Students are supplied and ready to learn at the Seven Summits Centre for Learning.

Public school students still don’t know when they are heading back to the classroom, but some students have their backpacks packed and are getting to ready to learn.

The Seven Summits Centre for Learning, an alternative school in Rossland, is also heading back to the classroom next week and Operations Manager Ann Quarterman says all is business as usual at the centre.

“We’ve been working all throughout the summer and the mentors, which is what we call our teachers, are planning and setting up courses,” she said. “We will have a full day on Sept. 2.”

Unlike the Catholic school, Seven Summits hires its mentors through a third party, the SelfDesign Learning Company.

“We partner with SelfDesign,” said Quarterman. “They are education providers and they do all the contracts with the mentors on a yearly basis.”

While SelfDesign is funded by the B.C. government, its mentors are not part of the teachers union and are unaffected by the current strike.

Registration for Seven Summits has been full for the fall since the end of the 2013/2014 school year and Quarterman says she thinks that is why the centre hasn’t received any extra phone calls from parents looking to sign their kids up.

“We have been full all summer, and I think that people know that,” she said, adding that a few spots have become available, despite full registration since June. “We do have a few spots that have opened up because our international spots didn’t fill up. Now we have three spots left.”

St. Michael’s Catholic School in Trail is starting its school year as usual, on Sept. 2 and Principal Julia Mason says she has had a few phone calls from parents over the summer, some asking about registration.

“I think that (parents) are just worried about the unknown,” she said about the ongoing labour dispute between public school teachers and the provincial government.

“Lots of the phone calls we have been getting started at the end of the school year and I think people have always thought of our school and just want a change. Some of it is, I believe, (about the strike).”

St.

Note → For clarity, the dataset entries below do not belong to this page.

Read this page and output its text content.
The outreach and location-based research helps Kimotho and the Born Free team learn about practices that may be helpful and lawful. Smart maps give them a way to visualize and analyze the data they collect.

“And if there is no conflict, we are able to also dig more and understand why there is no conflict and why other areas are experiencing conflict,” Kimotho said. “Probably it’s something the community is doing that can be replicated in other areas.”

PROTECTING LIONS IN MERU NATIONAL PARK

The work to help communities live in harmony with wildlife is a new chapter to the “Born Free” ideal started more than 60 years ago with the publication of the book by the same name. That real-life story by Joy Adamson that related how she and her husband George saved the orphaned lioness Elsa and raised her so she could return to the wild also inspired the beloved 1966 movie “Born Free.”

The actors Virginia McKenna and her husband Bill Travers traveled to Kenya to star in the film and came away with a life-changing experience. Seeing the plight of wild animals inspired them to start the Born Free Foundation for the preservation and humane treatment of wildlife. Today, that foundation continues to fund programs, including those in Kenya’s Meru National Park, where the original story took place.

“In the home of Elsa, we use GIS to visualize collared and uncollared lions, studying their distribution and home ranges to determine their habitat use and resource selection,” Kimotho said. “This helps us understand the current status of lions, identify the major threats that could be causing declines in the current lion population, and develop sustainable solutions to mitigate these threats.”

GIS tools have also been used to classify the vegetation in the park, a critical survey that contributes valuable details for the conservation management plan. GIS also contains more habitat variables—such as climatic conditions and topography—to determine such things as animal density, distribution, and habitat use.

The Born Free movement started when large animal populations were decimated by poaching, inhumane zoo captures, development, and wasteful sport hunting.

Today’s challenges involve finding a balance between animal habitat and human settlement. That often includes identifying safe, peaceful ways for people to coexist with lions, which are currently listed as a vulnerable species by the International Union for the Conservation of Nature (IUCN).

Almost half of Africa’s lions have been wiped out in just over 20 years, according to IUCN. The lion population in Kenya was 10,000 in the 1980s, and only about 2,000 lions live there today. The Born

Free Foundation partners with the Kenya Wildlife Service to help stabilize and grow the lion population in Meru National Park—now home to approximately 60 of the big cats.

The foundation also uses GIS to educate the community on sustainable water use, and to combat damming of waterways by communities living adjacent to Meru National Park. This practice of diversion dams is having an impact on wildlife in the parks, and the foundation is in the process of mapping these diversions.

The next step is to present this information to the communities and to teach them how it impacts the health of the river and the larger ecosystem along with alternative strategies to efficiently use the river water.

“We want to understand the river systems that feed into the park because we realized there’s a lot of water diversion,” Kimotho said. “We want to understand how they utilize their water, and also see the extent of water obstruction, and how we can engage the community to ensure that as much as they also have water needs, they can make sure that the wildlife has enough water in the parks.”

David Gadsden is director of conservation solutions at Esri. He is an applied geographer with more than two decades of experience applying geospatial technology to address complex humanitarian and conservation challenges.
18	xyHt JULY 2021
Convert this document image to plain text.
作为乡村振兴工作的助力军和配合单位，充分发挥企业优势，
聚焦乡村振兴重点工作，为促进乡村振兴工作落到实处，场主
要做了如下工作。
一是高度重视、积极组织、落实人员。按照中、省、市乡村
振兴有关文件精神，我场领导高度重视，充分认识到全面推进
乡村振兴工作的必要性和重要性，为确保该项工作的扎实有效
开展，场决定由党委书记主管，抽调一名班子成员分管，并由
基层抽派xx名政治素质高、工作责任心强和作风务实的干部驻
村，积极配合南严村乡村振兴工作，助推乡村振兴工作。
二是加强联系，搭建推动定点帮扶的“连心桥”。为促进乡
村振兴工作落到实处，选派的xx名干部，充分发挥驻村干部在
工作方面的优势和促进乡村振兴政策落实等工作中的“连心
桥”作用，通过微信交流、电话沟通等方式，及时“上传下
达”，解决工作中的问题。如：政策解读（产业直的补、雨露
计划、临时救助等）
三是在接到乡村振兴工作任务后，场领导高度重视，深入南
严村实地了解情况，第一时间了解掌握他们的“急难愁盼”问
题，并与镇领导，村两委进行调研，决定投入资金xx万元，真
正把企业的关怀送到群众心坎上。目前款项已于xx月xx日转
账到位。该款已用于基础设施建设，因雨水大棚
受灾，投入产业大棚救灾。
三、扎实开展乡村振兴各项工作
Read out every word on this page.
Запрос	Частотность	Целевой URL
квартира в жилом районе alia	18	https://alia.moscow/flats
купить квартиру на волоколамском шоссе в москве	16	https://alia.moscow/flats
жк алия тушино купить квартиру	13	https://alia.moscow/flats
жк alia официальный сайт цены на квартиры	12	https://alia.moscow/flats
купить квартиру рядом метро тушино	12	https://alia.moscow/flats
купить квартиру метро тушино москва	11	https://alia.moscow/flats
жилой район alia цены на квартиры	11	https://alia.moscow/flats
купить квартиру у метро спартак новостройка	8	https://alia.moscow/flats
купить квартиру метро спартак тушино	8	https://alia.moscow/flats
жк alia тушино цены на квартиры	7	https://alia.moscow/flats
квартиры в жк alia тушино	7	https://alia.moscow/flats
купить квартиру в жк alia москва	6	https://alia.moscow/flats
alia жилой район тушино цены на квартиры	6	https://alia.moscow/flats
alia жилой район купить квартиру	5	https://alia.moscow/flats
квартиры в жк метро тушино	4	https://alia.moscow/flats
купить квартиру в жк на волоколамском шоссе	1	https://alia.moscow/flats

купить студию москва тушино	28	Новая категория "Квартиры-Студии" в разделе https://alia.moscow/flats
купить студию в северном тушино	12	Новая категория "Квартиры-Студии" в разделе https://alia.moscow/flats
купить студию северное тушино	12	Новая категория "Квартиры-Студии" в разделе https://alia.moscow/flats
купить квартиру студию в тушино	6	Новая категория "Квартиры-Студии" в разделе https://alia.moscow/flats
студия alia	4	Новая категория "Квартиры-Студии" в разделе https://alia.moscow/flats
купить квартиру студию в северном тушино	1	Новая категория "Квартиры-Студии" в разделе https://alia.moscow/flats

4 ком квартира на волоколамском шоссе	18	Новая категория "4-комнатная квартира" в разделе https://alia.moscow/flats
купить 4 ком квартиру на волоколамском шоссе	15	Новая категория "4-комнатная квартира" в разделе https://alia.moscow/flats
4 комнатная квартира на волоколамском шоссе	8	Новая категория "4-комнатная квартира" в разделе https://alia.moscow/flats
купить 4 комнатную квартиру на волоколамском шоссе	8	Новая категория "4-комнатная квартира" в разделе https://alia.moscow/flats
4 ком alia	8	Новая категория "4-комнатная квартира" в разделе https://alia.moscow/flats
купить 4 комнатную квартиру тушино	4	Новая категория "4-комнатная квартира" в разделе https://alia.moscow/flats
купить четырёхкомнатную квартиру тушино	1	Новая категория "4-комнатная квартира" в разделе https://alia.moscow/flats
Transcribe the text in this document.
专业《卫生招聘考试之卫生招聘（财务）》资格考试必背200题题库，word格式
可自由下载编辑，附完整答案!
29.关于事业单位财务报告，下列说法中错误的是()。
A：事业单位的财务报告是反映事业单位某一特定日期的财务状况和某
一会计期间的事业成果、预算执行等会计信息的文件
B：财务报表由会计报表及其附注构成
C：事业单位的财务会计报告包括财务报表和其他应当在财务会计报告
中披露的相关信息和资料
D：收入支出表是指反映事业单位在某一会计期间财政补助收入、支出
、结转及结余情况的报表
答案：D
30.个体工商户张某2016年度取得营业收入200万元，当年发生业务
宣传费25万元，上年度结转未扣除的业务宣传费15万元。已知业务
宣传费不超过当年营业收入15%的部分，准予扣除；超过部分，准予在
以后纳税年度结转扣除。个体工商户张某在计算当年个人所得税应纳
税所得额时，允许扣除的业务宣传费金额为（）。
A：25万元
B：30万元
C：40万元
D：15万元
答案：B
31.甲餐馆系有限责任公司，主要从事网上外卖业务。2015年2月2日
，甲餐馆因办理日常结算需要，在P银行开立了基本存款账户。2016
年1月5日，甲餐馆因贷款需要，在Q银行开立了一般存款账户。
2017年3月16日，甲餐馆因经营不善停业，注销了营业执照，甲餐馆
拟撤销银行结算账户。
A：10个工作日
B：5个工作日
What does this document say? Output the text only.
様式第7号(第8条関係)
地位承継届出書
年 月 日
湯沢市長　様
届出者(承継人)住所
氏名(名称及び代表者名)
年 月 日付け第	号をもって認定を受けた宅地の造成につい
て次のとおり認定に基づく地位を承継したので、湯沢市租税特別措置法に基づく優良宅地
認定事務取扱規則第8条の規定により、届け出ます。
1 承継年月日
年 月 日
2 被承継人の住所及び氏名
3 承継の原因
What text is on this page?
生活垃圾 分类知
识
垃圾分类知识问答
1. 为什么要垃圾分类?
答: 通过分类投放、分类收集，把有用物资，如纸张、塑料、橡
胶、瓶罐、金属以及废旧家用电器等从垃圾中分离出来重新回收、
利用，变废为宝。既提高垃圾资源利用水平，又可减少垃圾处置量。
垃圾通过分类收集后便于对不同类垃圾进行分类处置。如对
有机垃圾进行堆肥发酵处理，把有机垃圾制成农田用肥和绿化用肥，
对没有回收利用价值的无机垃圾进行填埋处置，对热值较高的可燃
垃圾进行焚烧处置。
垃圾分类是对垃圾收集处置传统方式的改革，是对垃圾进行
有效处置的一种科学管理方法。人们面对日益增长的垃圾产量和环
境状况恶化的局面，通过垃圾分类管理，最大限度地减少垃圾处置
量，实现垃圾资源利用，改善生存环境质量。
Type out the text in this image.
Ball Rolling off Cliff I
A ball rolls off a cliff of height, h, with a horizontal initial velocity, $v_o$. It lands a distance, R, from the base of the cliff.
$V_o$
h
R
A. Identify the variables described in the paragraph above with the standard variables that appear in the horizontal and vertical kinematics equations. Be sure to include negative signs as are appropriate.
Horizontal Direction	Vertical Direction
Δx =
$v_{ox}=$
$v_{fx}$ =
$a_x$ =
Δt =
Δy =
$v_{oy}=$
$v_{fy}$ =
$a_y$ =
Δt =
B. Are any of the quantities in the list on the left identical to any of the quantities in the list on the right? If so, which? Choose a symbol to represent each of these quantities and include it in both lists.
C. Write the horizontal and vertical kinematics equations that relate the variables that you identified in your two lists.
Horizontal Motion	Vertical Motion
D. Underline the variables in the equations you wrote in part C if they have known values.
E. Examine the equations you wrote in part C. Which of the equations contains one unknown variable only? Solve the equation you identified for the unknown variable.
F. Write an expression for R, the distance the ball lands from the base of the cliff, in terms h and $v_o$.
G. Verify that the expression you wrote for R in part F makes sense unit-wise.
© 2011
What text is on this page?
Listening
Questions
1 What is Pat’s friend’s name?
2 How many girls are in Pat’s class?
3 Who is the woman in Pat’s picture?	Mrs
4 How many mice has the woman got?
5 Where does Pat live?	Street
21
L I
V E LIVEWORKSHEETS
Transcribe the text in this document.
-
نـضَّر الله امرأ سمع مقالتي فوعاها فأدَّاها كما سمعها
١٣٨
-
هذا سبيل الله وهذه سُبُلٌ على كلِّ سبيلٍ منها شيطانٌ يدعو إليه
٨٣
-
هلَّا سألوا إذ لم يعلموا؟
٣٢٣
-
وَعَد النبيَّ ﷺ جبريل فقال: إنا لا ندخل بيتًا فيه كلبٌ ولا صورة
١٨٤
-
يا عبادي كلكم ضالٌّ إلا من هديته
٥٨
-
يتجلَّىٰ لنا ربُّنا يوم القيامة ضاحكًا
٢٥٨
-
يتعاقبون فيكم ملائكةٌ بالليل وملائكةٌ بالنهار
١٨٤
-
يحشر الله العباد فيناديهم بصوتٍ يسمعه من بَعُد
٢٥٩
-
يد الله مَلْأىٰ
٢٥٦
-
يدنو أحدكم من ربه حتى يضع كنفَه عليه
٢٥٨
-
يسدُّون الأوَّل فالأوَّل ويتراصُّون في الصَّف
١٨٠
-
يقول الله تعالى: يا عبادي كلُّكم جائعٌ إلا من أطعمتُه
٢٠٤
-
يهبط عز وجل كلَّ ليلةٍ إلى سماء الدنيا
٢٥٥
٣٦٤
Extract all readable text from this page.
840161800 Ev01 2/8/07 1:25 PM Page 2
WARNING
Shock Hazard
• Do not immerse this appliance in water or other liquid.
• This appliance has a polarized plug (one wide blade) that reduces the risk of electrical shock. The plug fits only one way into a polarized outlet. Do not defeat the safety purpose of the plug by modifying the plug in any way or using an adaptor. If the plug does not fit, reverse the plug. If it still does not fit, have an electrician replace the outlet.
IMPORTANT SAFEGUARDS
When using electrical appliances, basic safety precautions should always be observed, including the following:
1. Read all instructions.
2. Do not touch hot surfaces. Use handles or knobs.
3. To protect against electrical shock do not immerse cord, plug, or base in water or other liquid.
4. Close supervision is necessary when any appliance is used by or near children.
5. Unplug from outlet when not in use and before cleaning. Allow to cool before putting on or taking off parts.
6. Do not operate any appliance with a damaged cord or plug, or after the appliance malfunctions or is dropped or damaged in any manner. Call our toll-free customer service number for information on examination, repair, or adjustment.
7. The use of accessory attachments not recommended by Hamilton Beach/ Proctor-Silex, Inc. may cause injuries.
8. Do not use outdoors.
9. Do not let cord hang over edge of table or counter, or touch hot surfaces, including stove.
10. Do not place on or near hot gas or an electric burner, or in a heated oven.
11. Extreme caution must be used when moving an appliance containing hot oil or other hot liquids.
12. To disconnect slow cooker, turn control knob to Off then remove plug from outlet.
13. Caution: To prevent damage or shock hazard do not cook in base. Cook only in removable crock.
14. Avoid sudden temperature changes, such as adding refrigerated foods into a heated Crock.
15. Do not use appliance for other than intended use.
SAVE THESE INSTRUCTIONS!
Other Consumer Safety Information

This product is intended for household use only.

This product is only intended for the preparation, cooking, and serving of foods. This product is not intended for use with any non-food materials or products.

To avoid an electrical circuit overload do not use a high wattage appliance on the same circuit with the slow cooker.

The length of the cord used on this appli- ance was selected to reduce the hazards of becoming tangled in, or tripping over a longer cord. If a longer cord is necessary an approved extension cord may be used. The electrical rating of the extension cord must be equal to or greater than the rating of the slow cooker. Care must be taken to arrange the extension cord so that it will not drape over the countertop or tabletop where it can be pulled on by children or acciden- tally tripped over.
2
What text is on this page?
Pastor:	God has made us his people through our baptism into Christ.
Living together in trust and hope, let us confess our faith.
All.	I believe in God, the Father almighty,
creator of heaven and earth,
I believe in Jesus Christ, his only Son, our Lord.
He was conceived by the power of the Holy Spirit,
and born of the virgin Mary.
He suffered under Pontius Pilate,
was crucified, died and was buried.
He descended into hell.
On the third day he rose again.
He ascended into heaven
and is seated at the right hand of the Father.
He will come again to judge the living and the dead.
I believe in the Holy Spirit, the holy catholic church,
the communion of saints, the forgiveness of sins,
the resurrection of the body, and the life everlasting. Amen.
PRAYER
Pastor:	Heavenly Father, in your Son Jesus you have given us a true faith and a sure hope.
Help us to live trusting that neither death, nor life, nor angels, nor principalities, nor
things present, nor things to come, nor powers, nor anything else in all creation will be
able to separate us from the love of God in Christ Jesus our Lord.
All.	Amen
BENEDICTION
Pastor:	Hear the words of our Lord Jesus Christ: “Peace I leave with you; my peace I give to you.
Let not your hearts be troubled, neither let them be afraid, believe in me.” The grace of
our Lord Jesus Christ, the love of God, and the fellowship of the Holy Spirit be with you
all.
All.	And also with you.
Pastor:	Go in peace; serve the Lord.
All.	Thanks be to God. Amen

Michael’s is classified by the Ministry of Education as a Group 1 Independent School. Teachers don’t have contracts with the government, but rather with the school itself.

“We are not affiliated with any union,” said Mason. “Our staff signs contracts every year.”

Because of the school’s classification, the school does not strictly rely on the provincial government for funding, but rather, looks towards tuition fees, donations, fundraising, parish subsidies and bequests. According to St. Michael’s website, the government funds 50 per cent of the “per pupil operating cost of the local school district” and there is no funding for “capital expenditures”.

 

Public school teachers with the B.C. Teachers’ Federation have been on strike and locked out since mid-June and it is unknown if teachers will be back in the classroom for a September start. Teachers have returned to the picket lines this week, the week before school is supposed to start, in hopes of pressuring the government into talks to end the strike.